Девушка засмеялась и пожала плечами:

– Чуткая, наверное… Каждый листок, травинку, лучик всем сердцем слушаю!… Ты так умеешь?

– Не пробовал…

– А ты научись! Это легко. И сразу счастливее станешь… – отобрала у него и надежно закрыла флягу. – Ну что? Пойдем?

Всем известно выражение “жизнь прожить – не поле перейти”, но и поле, когда выходишь к нему с опушки леса, кажется – рукой подать. А дорога все убегает и убегает!… Шагаешь, думаешь – вот, вот, вот… оглянешься – и половины не пройдено!
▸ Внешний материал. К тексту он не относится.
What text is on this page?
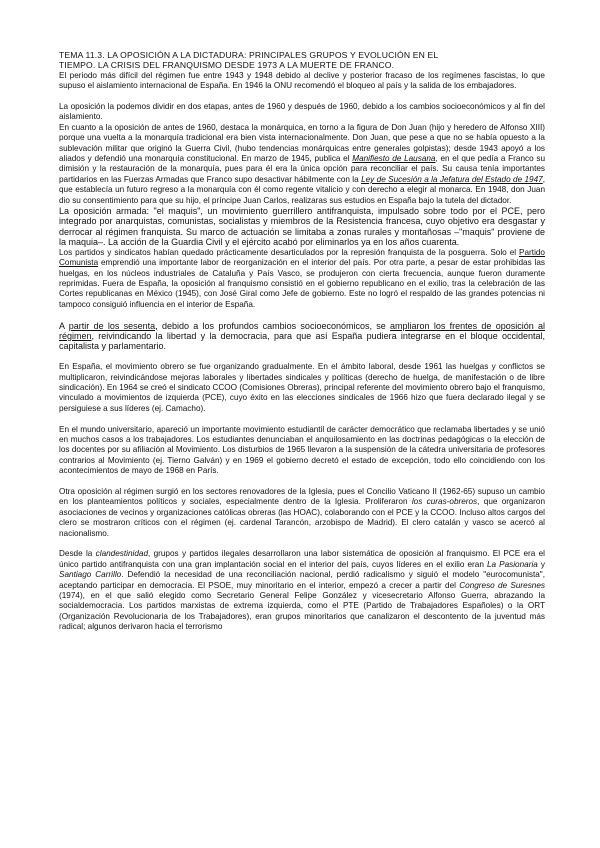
TEMA 11.3. LA OPOSICIÓN A LA DICTADURA: PRINCIPALES GRUPOS Y EVOLUCIÓN EN EL
TIEMPO. LA CRISIS DEL FRANQUISMO DESDE 1973 A LA MUERTE DE FRANCO.

El periodo más difícil del régimen fue entre 1943 y 1948 debido al declive y posterior fracaso de los regímenes fascistas, lo que supuso el aislamiento internacional de España. En 1946 la ONU recomendó el bloqueo al país y la salida de los embajadores.

La oposición la podemos dividir en dos etapas, antes de 1960 y después de 1960, debido a los cambios socioeconómicos y al fin del aislamiento.

En cuanto a la oposición de antes de 1960, destaca la monárquica, en torno a la figura de Don Juan (hijo y heredero de Alfonso XIII) porque una vuelta a la monarquía tradicional era bien vista internacionalmente. Don Juan, que pese a que no se había opuesto a la sublevación militar que originó la Guerra Civil, (hubo tendencias monárquicas entre generales golpistas); desde 1943 apoyó a los aliados y defendió una monarquía constitucional. En marzo de 1945, publica el Manifiesto de Lausana, en el que pedía a Franco su dimisión y la restauración de la monarquía, pues para él era la única opción para reconciliar el país. Su causa tenía importantes partidarios en las Fuerzas Armadas que Franco supo desactivar hábilmente con la Ley de Sucesión a la Jefatura del Estado de 1947, que establecía un futuro regreso a la monarquía con él como regente vitalicio y con derecho a elegir al monarca. En 1948, don Juan dio su consentimiento para que su hijo, el príncipe Juan Carlos, realizaras sus estudios en España bajo la tutela del dictador.

La oposición armada: "el maquis", un movimiento guerrillero antifranquista, impulsado sobre todo por el PCE, pero integrado por anarquistas, comunistas, socialistas y miembros de la Resistencia francesa, cuyo objetivo era desgastar y derrocar al régimen franquista. Su marco de actuación se limitaba a zonas rurales y montañosas –"maquis" proviene de la maquia–. La acción de la Guardia Civil y el ejército acabó por eliminarlos ya en los años cuarenta.

Los partidos y sindicatos habían quedado prácticamente desarticulados por la represión franquista de la posguerra. Solo el Partido Comunista emprendió una importante labor de reorganización en el interior del país. Por otra parte, a pesar de estar prohibidas las huelgas, en los núcleos industriales de Cataluña y País Vasco, se produjeron con cierta frecuencia, aunque fueron duramente reprimidas. Fuera de España, la oposición al franquismo consistió en el gobierno republicano en el exilio, tras la celebración de las Cortes republicanas en México (1945), con José Giral como Jefe de gobierno. Este no logró el respaldo de las grandes potencias ni tampoco consiguió influencia en el interior de España.

A partir de los sesenta, debido a los profundos cambios socioeconómicos, se ampliaron los frentes de oposición al régimen, reivindicando la libertad y la democracia, para que así España pudiera integrarse en el bloque occidental, capitalista y parlamentario.

En España, el movimiento obrero se fue organizando gradualmente. En el ámbito laboral, desde 1961 las huelgas y conflictos se multiplicaron, reivindicándose mejoras laborales y libertades sindicales y políticas (derecho de huelga, de manifestación o de libre sindicación). En 1964 se creó el sindicato CCOO (Comisiones Obreras), principal referente del movimiento obrero bajo el franquismo, vinculado a movimientos de izquierda (PCE), cuyo éxito en las elecciones sindicales de 1966 hizo que fuera declarado ilegal y se persiguiese a sus líderes (ej. Camacho).

En el mundo universitario, apareció un importante movimiento estudiantil de carácter democrático que reclamaba libertades y se unió en muchos casos a los trabajadores. Los estudiantes denunciaban el anquilosamiento en las doctrinas pedagógicas o la elección de los docentes por su afiliación al Movimiento. Los disturbios de 1965 llevaron a la suspensión de la cátedra universitaria de profesores contrarios al Movimiento (ej. Tierno Galván) y en 1969 el gobierno decretó el estado de excepción, todo ello coincidiendo con los acontecimientos de mayo de 1968 en París.

Otra oposición al régimen surgió en los sectores renovadores de la Iglesia, pues el Concilio Vaticano II (1962-65) supuso un cambio en los planteamientos políticos y sociales, especialmente dentro de la Iglesia. Proliferaron los curas-obreros, que organizaron asociaciones de vecinos y organizaciones católicas obreras (las HOAC), colaborando con el PCE y la CCOO. Incluso altos cargos del clero se mostraron críticos con el régimen (ej. cardenal Tarancón, arzobispo de Madrid). El clero catalán y vasco se acercó al nacionalismo.

Desde la clandestinidad, grupos y partidos ilegales desarrollaron una labor sistemática de oposición al franquismo. El PCE era el único partido antifranquista con una gran implantación social en el interior del país, cuyos líderes en el exilio eran La Pasionaria y Santiago Carrillo. Defendió la necesidad de una reconciliación nacional, perdió radicalismo y siguió el modelo "eurocomunista", aceptando participar en democracia. El PSOE, muy minoritario en el interior, empezó a crecer a partir del Congreso de Suresnes (1974), en el que salió elegido como Secretario General Felipe González y vicesecretario Alfonso Guerra, abrazando la socialdemocracia. Los partidos marxistas de extrema izquierda, como el PTE (Partido de Trabajadores Españoles) o la ORT (Organización Revolucionaria de los Trabajadores), eran grupos minoritarios que canalizaron el descontento de la juventud más radical; algunos derivaron hacia el terrorismo
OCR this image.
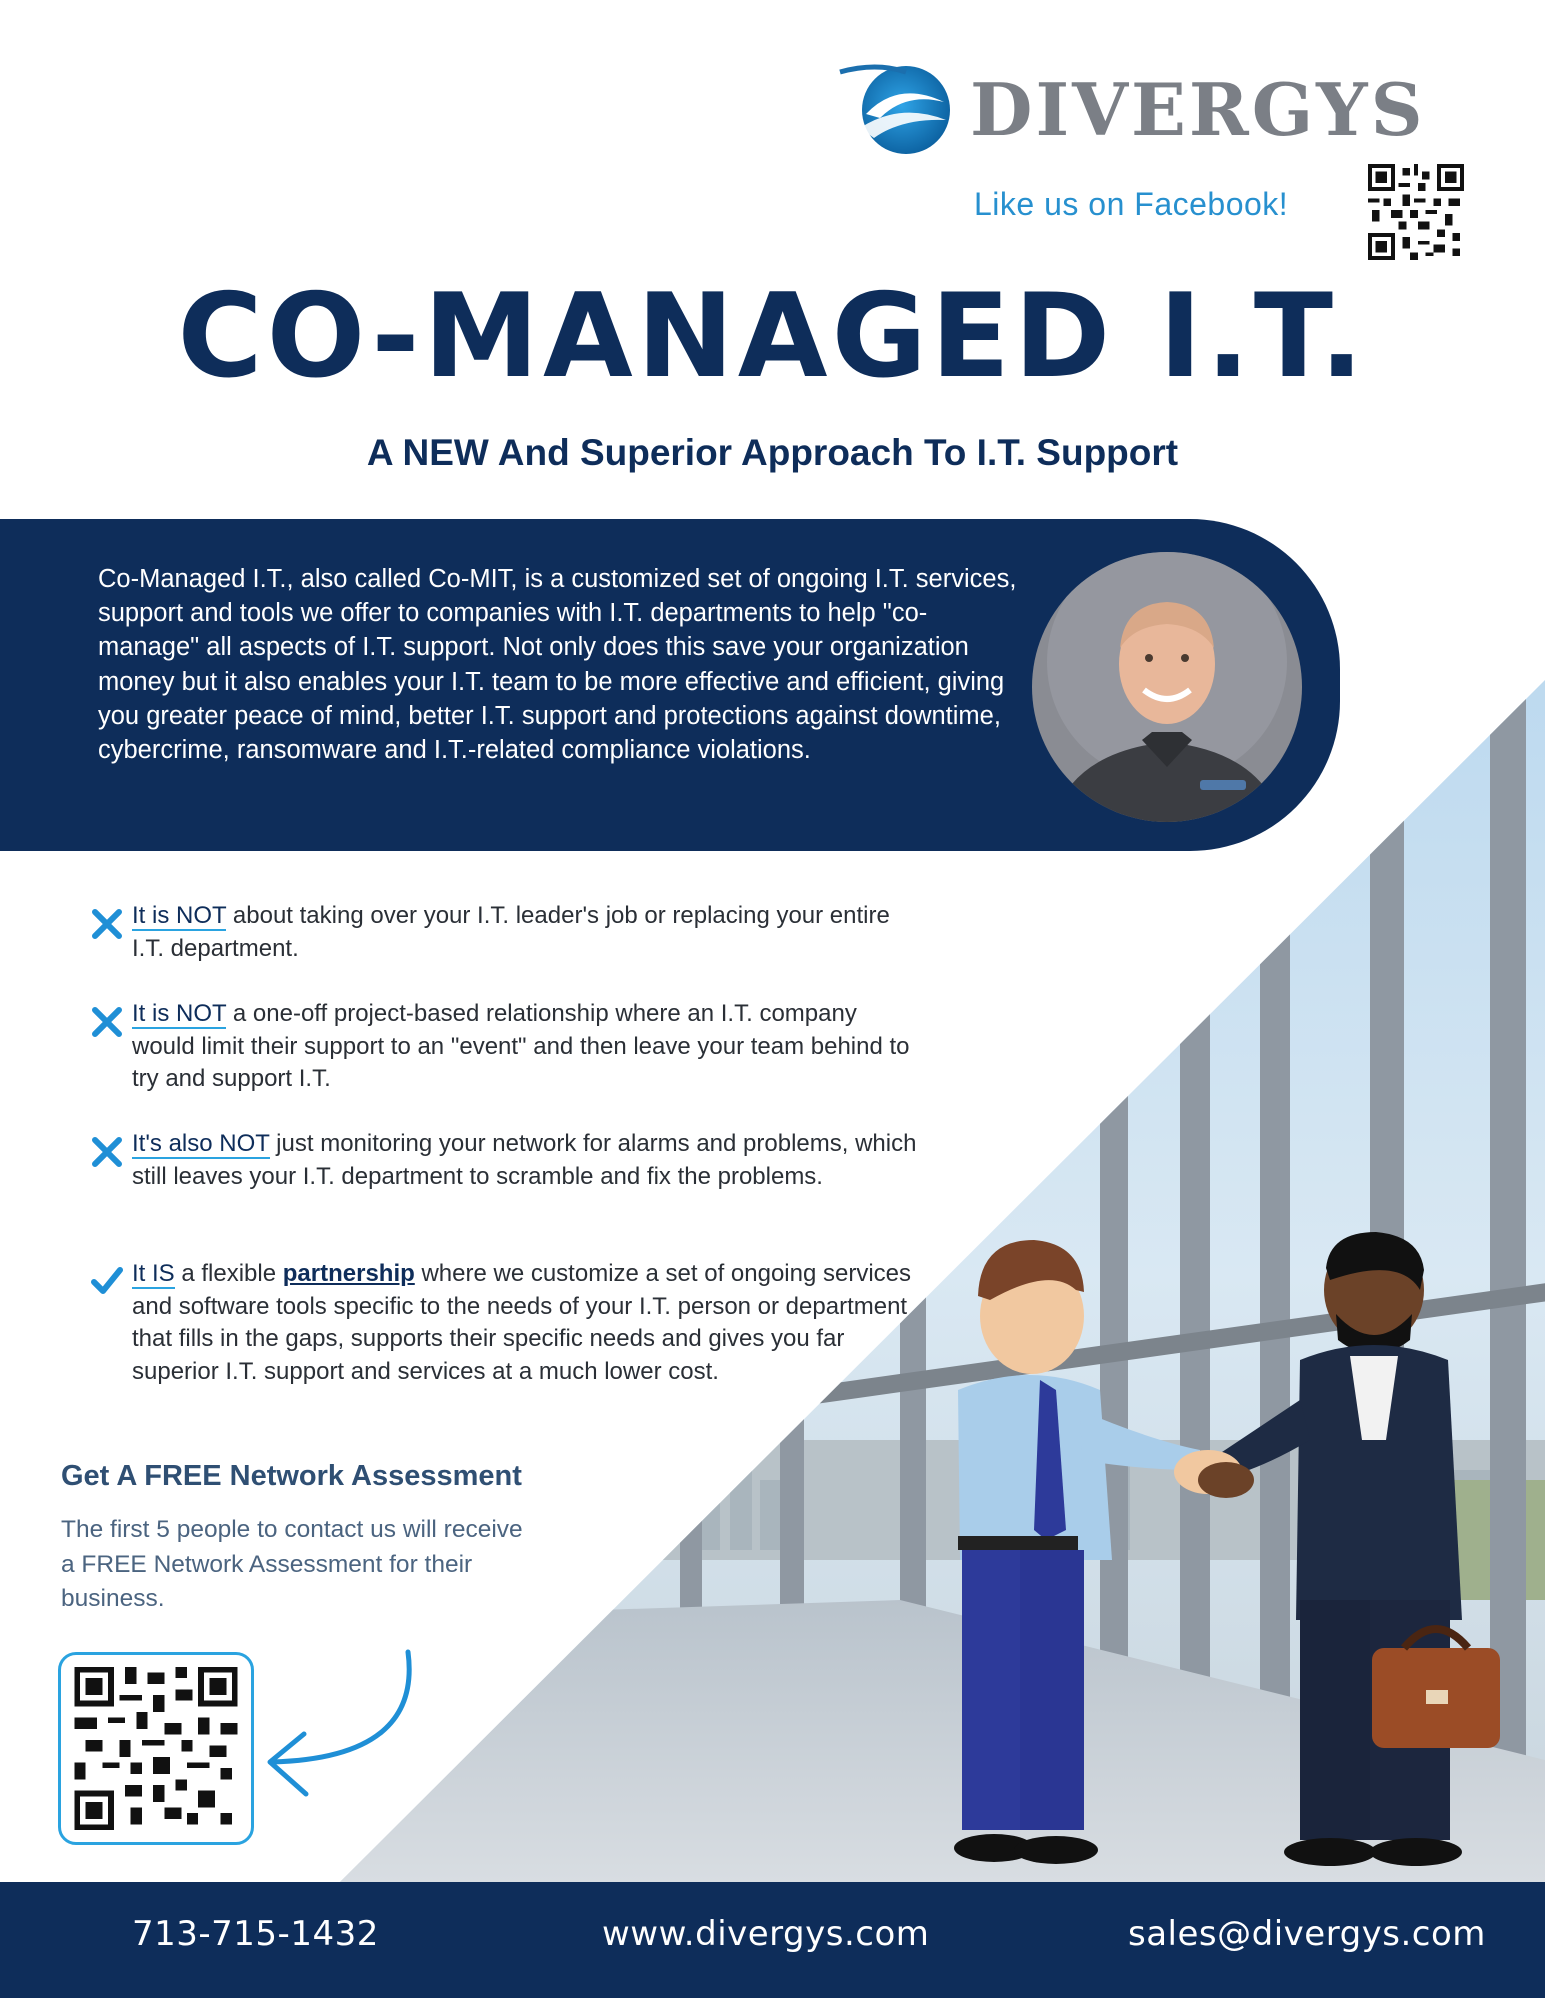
DIVERGYS
Like us on Facebook!
CO-MANAGED I.T.
A NEW And Superior Approach To I.T. Support

Co-Managed I.T., also called Co-MIT, is a customized set of ongoing I.T. services, support and tools we offer to companies with I.T. departments to help "co-manage" all aspects of I.T. support. Not only does this save your organization money but it also enables your I.T. team to be more effective and efficient, giving you greater peace of mind, better I.T. support and protections against downtime, cybercrime, ransomware and I.T.-related compliance violations.

It is NOT about taking over your I.T. leader's job or replacing your entire I.T. department.
It is NOT a one-off project-based relationship where an I.T. company would limit their support to an "event" and then leave your team behind to try and support I.T.
It's also NOT just monitoring your network for alarms and problems, which still leaves your I.T. department to scramble and fix the problems.
It IS a flexible partnership where we customize a set of ongoing services and software tools specific to the needs of your I.T. person or department that fills in the gaps, supports their specific needs and gives you far superior I.T. support and services at a much lower cost.
Get A FREE Network Assessment

The first 5 people to contact us will receive a FREE Network Assessment for their business.

713-715-1432	www.divergys.com	sales@divergys.com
И грустно смотреть на нынешние русские поля, засеянные чахлым не пойми чем, почти сгубленным сорняками…

В тот самый момент, когда путники свыклись с мыслью, что полю, наверное, не будет конца, проселочная дорога резко оборвалась: они стояли на крутом берегу, а внизу весело, игриво несла свои воды Клязьма. Несколько неохватных дубов стояли тут и там. Слева вдоль берега поле заболачивалось, справа – начиналась кустарниковая поросль ивняка.

– Так и кажется – вот-вот из-за поворота выплывет древний струг с какой-нибудь княжеской дружиной… – вздохнула девушка, – видишь?

– На удивление дикие места! – согласился парень. Ну что, здесь останемся, или – дальше?…

– Тут хорошо… Но я бы хотела отыскать какое-нибудь, знаешь, необычное место, – она огляделась. – Пойдем вдоль берега!…

Солнце поднялось уже довольно высоко и немилосердно жарило на открытом месте, но из зарослей несло прохладной сыростью, хотя слепни всех размеров, пород и мастей не отвязались от путников даже здесь. Басовито гудя, они то и дело впивались в плечи, спину, живот и ноги, легко прошивая мощными жалами одежду, назойливо мельтешили перед глазами.

– По мне уж лучше комары, – парень сорвал ветку, стал обмахивать себя и девушку.

– А я их всех боюсь, ненавижу!… – поморщилась Таня.

Кустарники по краям тропинки сменились раскидистыми вязами, липами, кое-где стояли стройные сосны, попадались березки.

– Уж и реки не видать… Как бы тропинка эта нас обратно в бор не увела!… – забеспокоился Слава. – Знаешь, Тань, бывают такие тропки – обманные: идешь, идешь вдоль берега – глядь, за версту от речки очухался!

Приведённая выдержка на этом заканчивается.